Ready with backup sanitation items and supplies, we found JCWC Volunteer Program Manager Courtney Beckel, and Creek Clean-up Co-coordinator Melanie Klym.

“This, our 30th annual ‘Creek Clean-up’, has typically been done with volunteers working in the water in late summer, because the creek levels are lower; and, it’s in the State ‘in-water work window’ where we can be in Johnson Creek pulling out trash and debris, while not endangering fish eggs and fish nests,” explained JCWC Creek Clean-up Co-coordinator Melanie Klym at one of the sites.

“But responding to the challenges of the COVID-19 pandemic, instead of putting teams into the water, where it might be challenging to keep them six feet apart – especially when removing larger trash items from the Creek, such as lounge chairs and mattresses – we made the decision to do a land-based clean-up, working in parks that border the creek and along the Springwater Corridor,” Klym told East Portland News.

Out along the Springwater Corridor Trail, volunteers pick up trash.

Lents Neighborhood Livability Association member David Potts volunteers in the event, and is equipped for safely picking up “sharps” left on the creek bank.

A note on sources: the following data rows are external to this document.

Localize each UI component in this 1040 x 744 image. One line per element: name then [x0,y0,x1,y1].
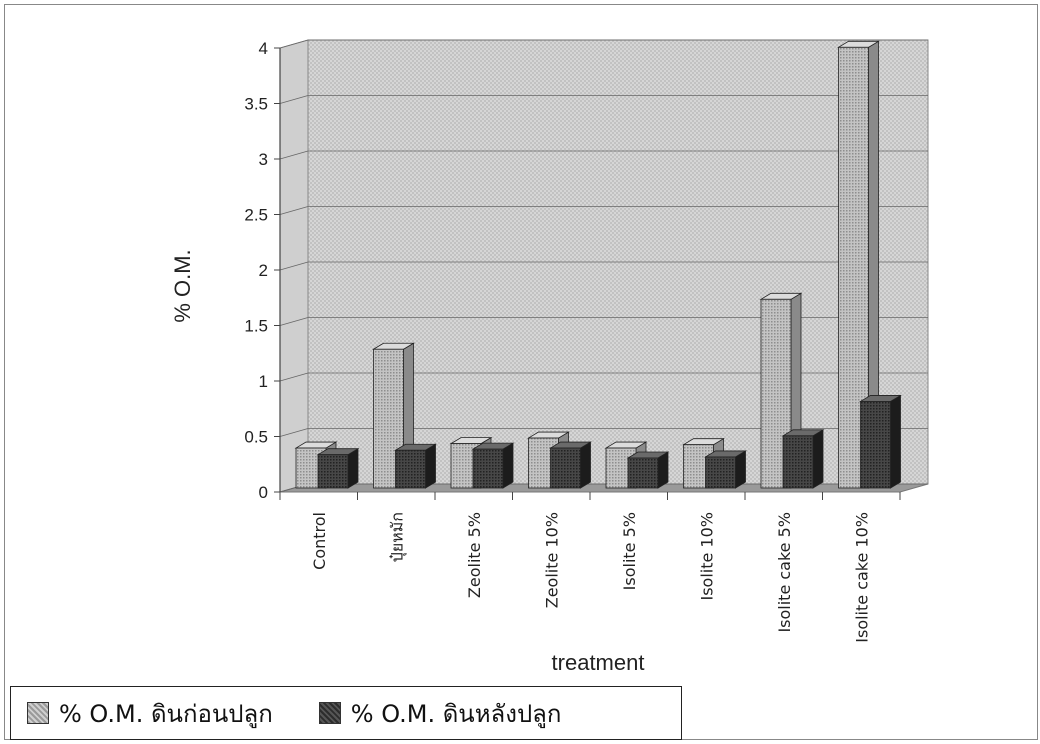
bar-after [394,443,437,489]
bar-side [425,443,436,489]
gridline-diagonal [279,95,309,104]
bars [294,40,902,489]
gridline-diagonal [279,261,309,271]
bar-after [316,447,360,489]
bar-side [580,441,591,489]
x-tick-label: Zeolite 10% [542,512,561,608]
x-tick-label: Isolite 5% [620,512,639,590]
x-tick-label: Zeolite 5% [465,512,484,598]
y-tick-label: 0.5 [244,428,268,447]
x-axis-ticks: Control ปุ๋ยหมัก Zeolite 5% Zeolite 10% Isol… [279,492,901,643]
x-axis-label: treatment [552,650,645,675]
bar-front [705,456,736,489]
bar-front [395,449,426,489]
legend-label-after: % O.M. ดินหลังปลูก [350,699,562,728]
gridline-diagonal [279,317,309,326]
gridline-diagonal [279,428,309,437]
y-tick-label: 3 [259,150,268,169]
bar-front [550,447,581,489]
gridline-diagonal [279,150,309,160]
x-tick-label: Isolite cake 10% [852,512,871,643]
bar-after [626,451,670,489]
legend-item-after: % O.M. ดินหลังปลูก [318,694,562,733]
bar-side [812,429,824,489]
bar-front [627,457,659,489]
bar-front [782,435,814,489]
y-tick-label: 4 [259,39,268,58]
y-tick-label: 0 [259,483,268,502]
bar-side [502,442,514,489]
legend-item-before: % O.M. ดินก่อนปลูก [27,694,273,733]
legend-swatch-after [318,702,341,724]
x-tick-label: ปุ๋ยหมัก [387,512,407,562]
bar-after [781,429,825,489]
y-axis-label: % O.M. [170,249,195,322]
y-tick-label: 2.5 [244,206,268,225]
bar-after [471,442,515,489]
legend-swatch-before [27,702,49,724]
bar-after [549,441,592,489]
bar-before [837,40,880,489]
legend-label-before: % O.M. ดินก่อนปลูก [59,699,273,728]
x-tick-label: Isolite 10% [697,512,716,601]
x-tick-label: Isolite cake 5% [775,512,794,633]
bar-side [890,394,901,489]
gridline-diagonal [279,206,309,215]
y-tick-label: 1 [259,372,268,391]
x-tick-label: Control [310,512,329,570]
y-tick-label: 1.5 [244,317,268,336]
bar-front [860,401,891,489]
y-tick-label: 2 [259,261,268,280]
y-tick-label: 3.5 [244,95,268,114]
bar-after [859,394,902,489]
bar-side [347,447,359,489]
gridline-diagonal [279,372,309,382]
legend: % O.M. ดินก่อนปลูก % O.M. ดินหลังปลูก [10,686,682,740]
bar-front [317,454,349,489]
gridline-diagonal [279,39,309,49]
bar-front [472,448,504,489]
y-axis-ticks: 0 0.5 1 1.5 2 2.5 3 3.5 4 [244,39,281,502]
bar-after [704,450,747,489]
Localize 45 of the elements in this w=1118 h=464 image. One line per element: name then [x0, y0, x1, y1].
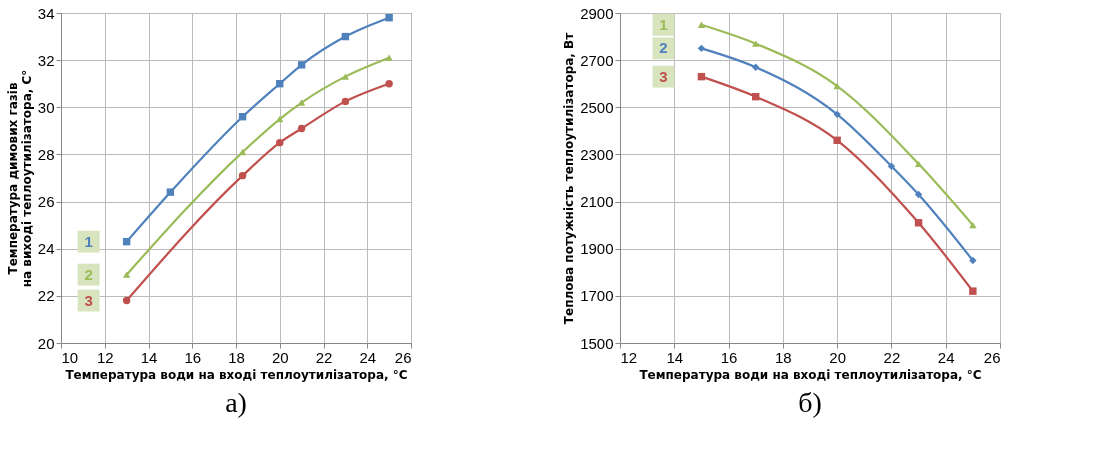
x-tick-label: 12 [96, 348, 114, 366]
x-axis-title: Температура води на вході теплоутилізатора, °C [639, 367, 982, 382]
y-tick-label: 2100 [580, 193, 614, 211]
x-tick-label: 18 [775, 348, 792, 366]
x-tick-label: 14 [140, 348, 158, 366]
y-tick-label: 34 [37, 4, 55, 22]
x-tick-label: 16 [720, 348, 738, 366]
y-tick-label: 22 [37, 287, 55, 305]
y-tick-label: 2300 [580, 145, 614, 163]
x-tick-label: 18 [228, 348, 245, 366]
x-tick-label: 22 [315, 348, 333, 366]
text: 1 [659, 15, 668, 33]
x-tick-label: 26 [983, 348, 1001, 366]
x-tick-label: 14 [666, 348, 684, 366]
y-axis-title: Температура димових газів на виході теплоутилізатора, C° [5, 69, 34, 288]
x-tick-label: 24 [359, 348, 377, 366]
text: 3 [659, 67, 668, 85]
y-axis-title: Теплова потужність теплоутилізатора, Вт [562, 32, 577, 325]
y-tick-label: 2700 [580, 51, 614, 69]
y-tick-label: 2900 [580, 4, 614, 22]
x-tick-label: 20 [829, 348, 846, 366]
y-tick-label: 28 [37, 145, 55, 163]
y-tick-label: 20 [37, 334, 55, 352]
y-tick-label: 1700 [580, 287, 614, 305]
x-tick-label: 10 [61, 348, 79, 366]
y-tick-label: 24 [37, 240, 55, 258]
text: 3 [84, 291, 93, 309]
text: 1 [84, 232, 93, 250]
x-tick-label: 24 [937, 348, 955, 366]
x-tick-label: 16 [184, 348, 202, 366]
x-axis-title: Температура води на вході теплоутилізатора, °C [65, 367, 408, 382]
y-tick-label: 32 [37, 51, 55, 69]
text: 2 [659, 39, 668, 57]
text: б) [798, 387, 822, 418]
text: а) [225, 387, 247, 418]
x-tick-label: 12 [620, 348, 638, 366]
y-tick-label: 1500 [580, 334, 614, 352]
y-tick-label: 30 [37, 98, 55, 116]
y-tick-label: 2500 [580, 98, 614, 116]
x-tick-label: 26 [394, 348, 412, 366]
x-tick-label: 22 [883, 348, 901, 366]
x-tick-label: 20 [271, 348, 289, 366]
y-tick-label: 26 [37, 193, 55, 211]
text: 2 [84, 265, 93, 283]
y-tick-label: 1900 [580, 240, 614, 258]
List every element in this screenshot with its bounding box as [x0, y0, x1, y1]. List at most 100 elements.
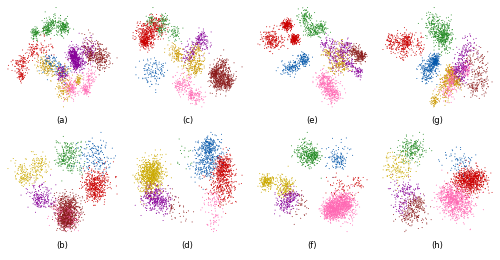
Point [346, 204, 354, 208]
Point [56, 73, 64, 77]
Point [359, 175, 367, 179]
Point [282, 22, 290, 26]
Point [67, 89, 75, 94]
Point [66, 202, 74, 206]
Point [456, 184, 464, 188]
Point [344, 212, 351, 216]
Point [320, 78, 328, 82]
Point [187, 86, 195, 90]
Point [277, 23, 285, 27]
Point [350, 200, 358, 204]
Point [455, 205, 463, 209]
Point [275, 27, 283, 31]
Point [193, 67, 201, 72]
Point [152, 24, 160, 29]
Point [396, 37, 404, 41]
Point [266, 177, 274, 181]
Point [66, 212, 74, 216]
Point [450, 80, 458, 84]
Point [350, 48, 358, 53]
Point [141, 44, 149, 48]
Point [447, 89, 455, 94]
Point [338, 187, 346, 191]
Point [290, 58, 298, 63]
Point [57, 70, 65, 74]
Point [452, 76, 460, 80]
Point [340, 202, 348, 206]
Point [406, 169, 414, 173]
Point [262, 46, 270, 50]
Point [444, 69, 452, 73]
Point [81, 50, 89, 54]
Point [342, 199, 350, 203]
Point [454, 176, 462, 180]
Point [149, 20, 157, 24]
Point [64, 221, 72, 225]
Point [57, 164, 65, 168]
Point [74, 58, 82, 63]
Point [70, 166, 78, 170]
Point [286, 196, 294, 200]
Point [324, 81, 332, 85]
Point [288, 182, 296, 186]
Point [308, 141, 316, 146]
Point [216, 144, 224, 148]
Point [465, 188, 473, 193]
Point [452, 63, 460, 67]
Point [282, 184, 290, 188]
Point [420, 72, 428, 76]
Point [76, 75, 84, 79]
Point [450, 76, 458, 80]
Point [142, 33, 150, 37]
Point [178, 53, 186, 57]
Point [392, 193, 400, 197]
Point [156, 185, 164, 189]
Point [453, 218, 461, 222]
Point [446, 77, 454, 81]
Point [164, 183, 172, 187]
Point [67, 87, 75, 91]
Point [351, 52, 359, 56]
Point [266, 36, 274, 40]
Point [436, 14, 444, 18]
Point [219, 67, 227, 71]
Point [210, 79, 218, 83]
Point [146, 27, 154, 31]
Point [456, 173, 464, 178]
Point [18, 183, 26, 187]
Point [326, 209, 334, 213]
Point [418, 77, 426, 81]
Point [189, 47, 197, 51]
Point [294, 193, 302, 197]
Point [162, 199, 170, 203]
Point [32, 200, 40, 205]
Point [58, 209, 66, 213]
Point [95, 57, 103, 61]
Point [474, 88, 482, 92]
Point [216, 79, 224, 83]
Point [60, 26, 68, 30]
Point [342, 204, 350, 209]
Point [334, 66, 342, 70]
Point [330, 55, 338, 59]
Point [99, 48, 107, 53]
Point [332, 215, 340, 219]
Point [326, 203, 334, 207]
Point [140, 34, 148, 38]
Point [44, 71, 52, 75]
Point [84, 194, 92, 198]
Point [411, 142, 419, 146]
Point [274, 198, 281, 203]
Point [344, 206, 352, 210]
Point [330, 210, 338, 214]
Point [328, 213, 336, 217]
Point [307, 161, 315, 165]
Point [12, 175, 20, 179]
Point [404, 142, 411, 146]
Point [220, 160, 228, 165]
Point [464, 176, 472, 180]
Point [281, 178, 289, 183]
Point [176, 74, 184, 78]
Point [337, 195, 345, 199]
Point [59, 22, 67, 26]
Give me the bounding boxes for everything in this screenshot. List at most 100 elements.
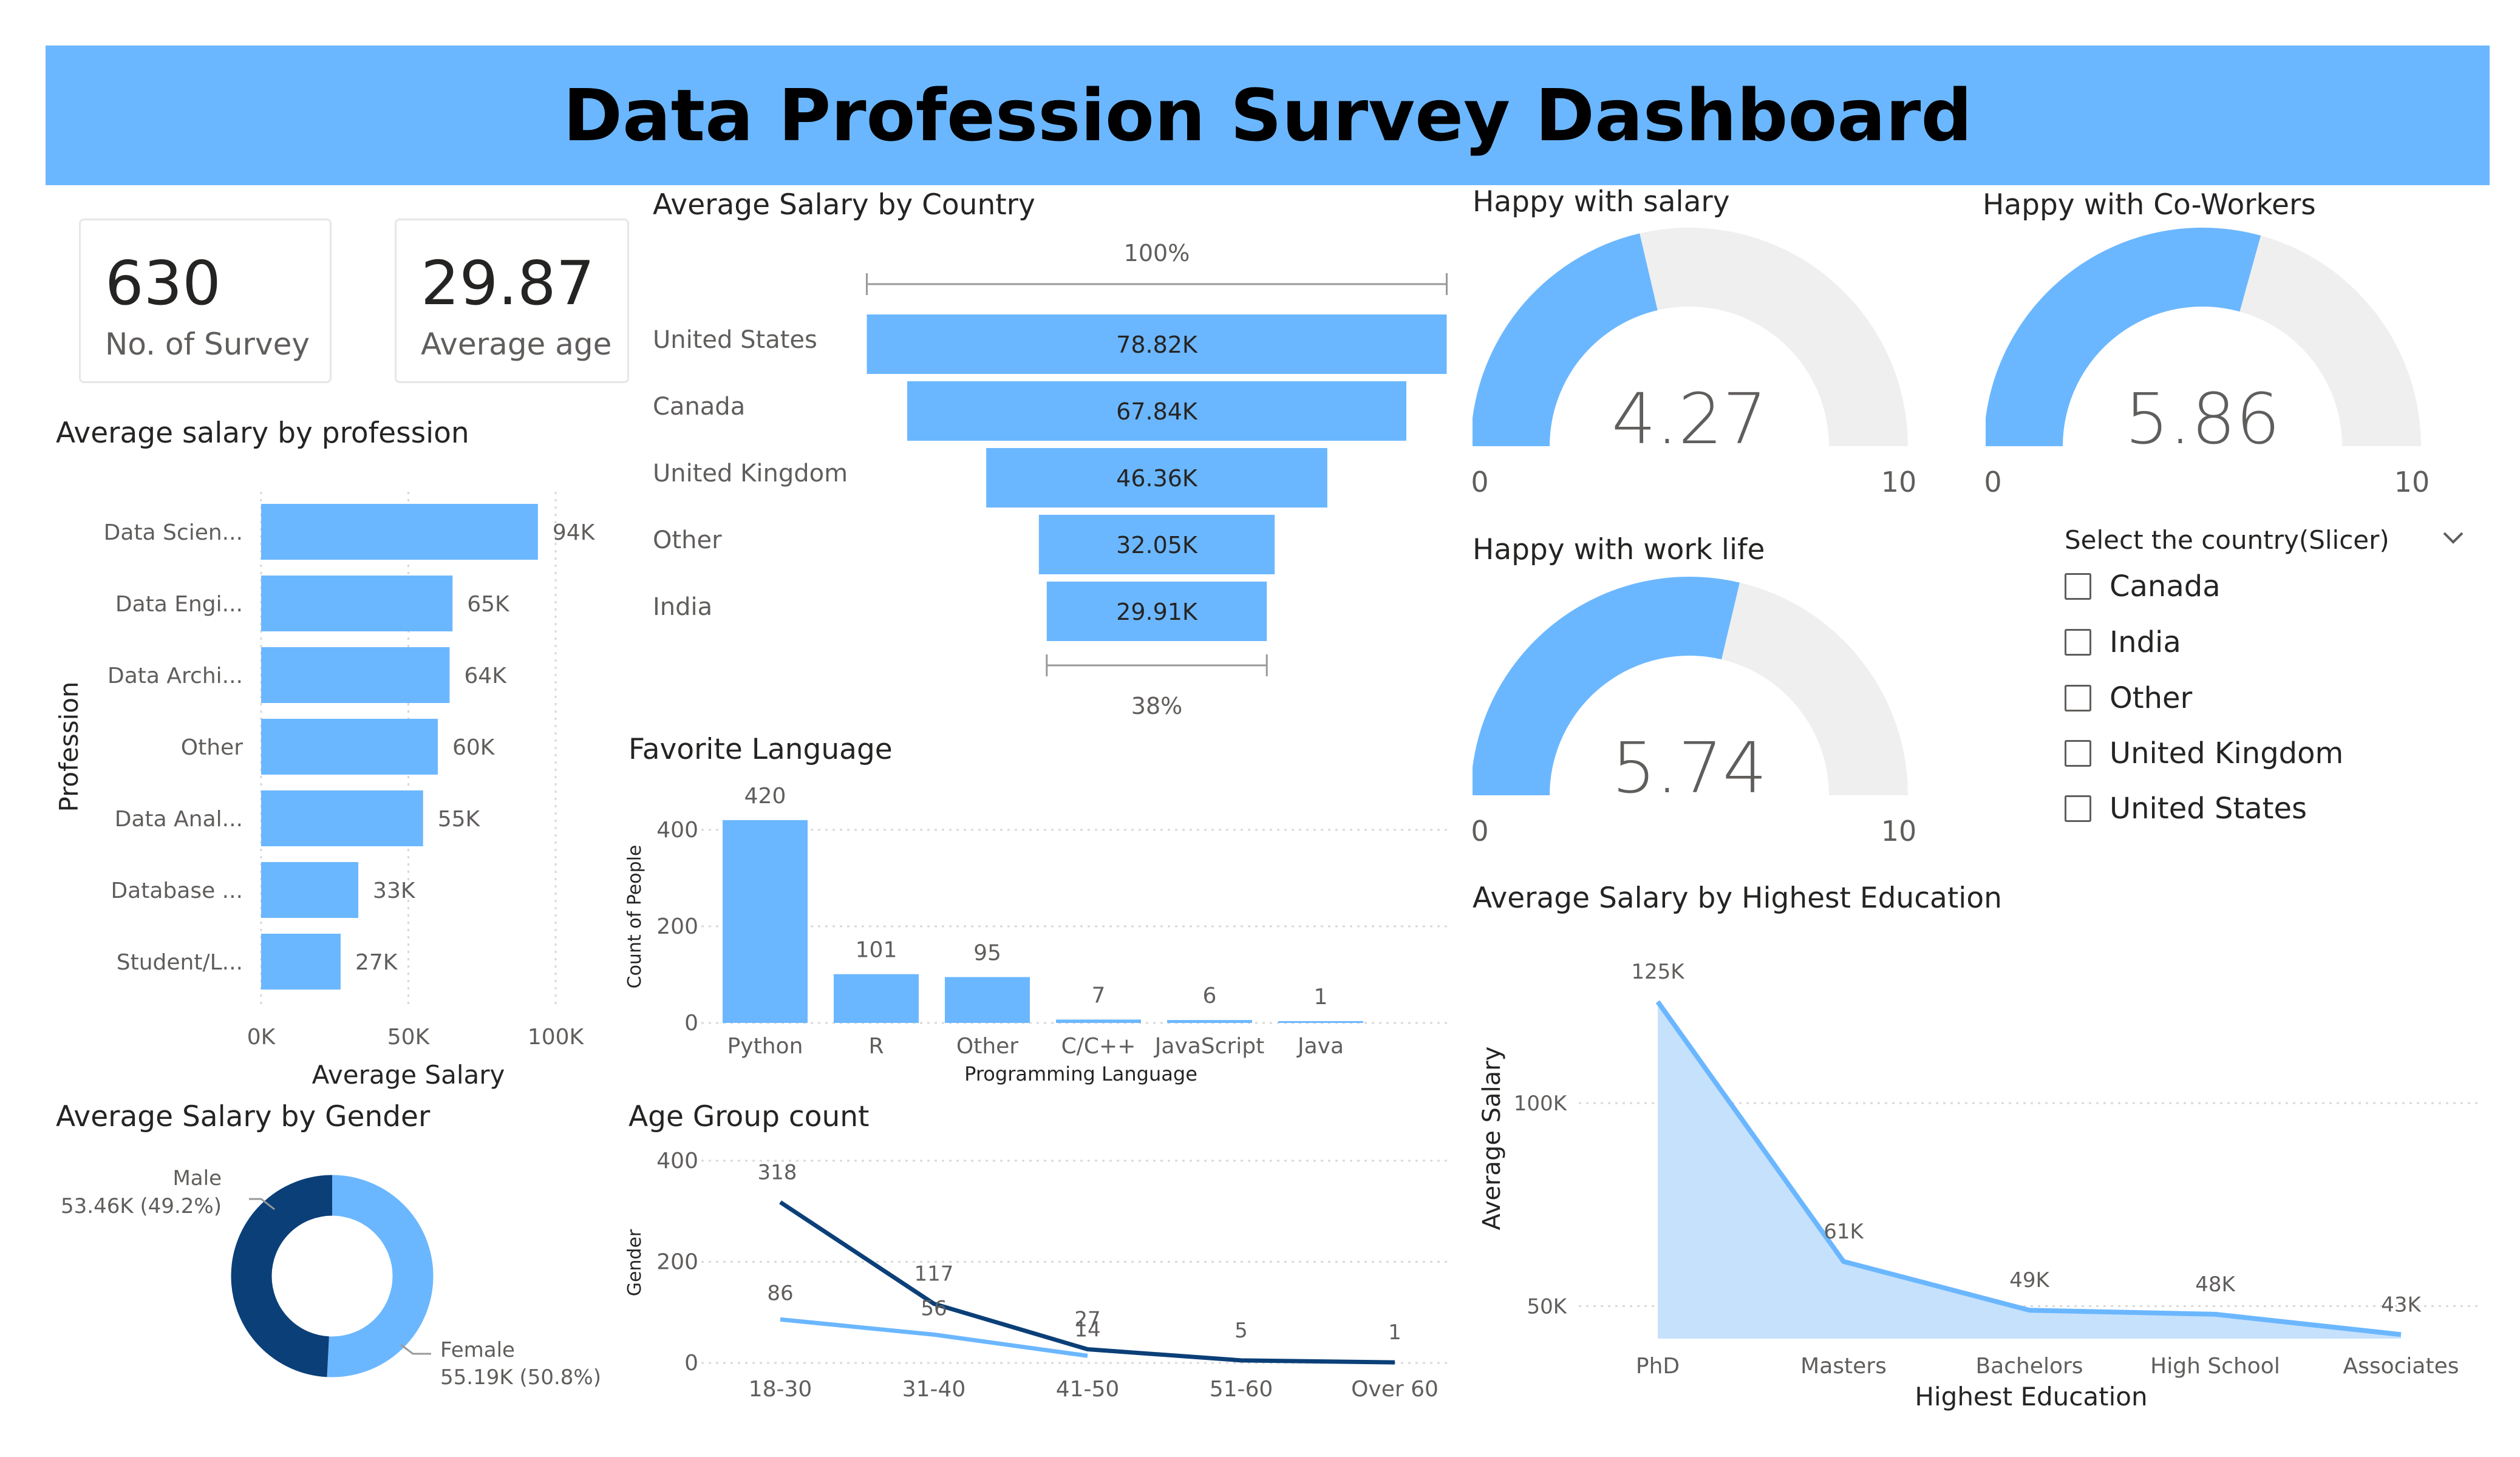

Thus, the year’s cleanup was strictly limited, with teams of ten people or less at each of the sites. “While we’ll all be helping, by cleaning areas around the creek, we’re all a little sad we’re not doing the kickoff and the big volunteers’ lunch this year; so, we’re missing the community celebration aspect of the day,” Klym sadly pointed out.

In addition to volunteers preening the banks of the creek, others are helping out driving from site to site, retrieving bags of refuse for disposal.

These trash pickers, some of them from the Ground Score Association, work their way along the Springwater Corridor Trail.

“It’s still helping Johnson Creek, because picking up trash along side the banks keeps it from eventually getting into the water, and therefore reduces hazards for wildlife – things that fly, walk, and swim, beyond just the fish,” Klum remarked. “And there are also opportunities to pick up discarded paint, batteries, and chemicals, which, when it rains, might wash into the creek and degrade the water quality.”

It’s been a challenge, organizing this year’s clean-up, acknowledged the event’s co-coordinator and JCWC Volunteer Program Manager Courtney Beckel. “It seems like every few days, we’ve run into a new logistical hurdle – while making sure that we’re following all the regulations by all the governmental bodies, and providing the necessary personal protection equipment.”

Out in the Lents neighborhood, these volunteers are cleaning in the Beggars Tick Natural Area.

Picking up bags of collected refuse is Portland Parks and Recreation Johnson Creek Watershed Stewardship Coordinator Susan Hawes.

Even so, the cleanup was a success; two trash drop boxes and two metal recycling boxes – containing a total of 2.17 tons of refuse – were collected, and everyone was safe.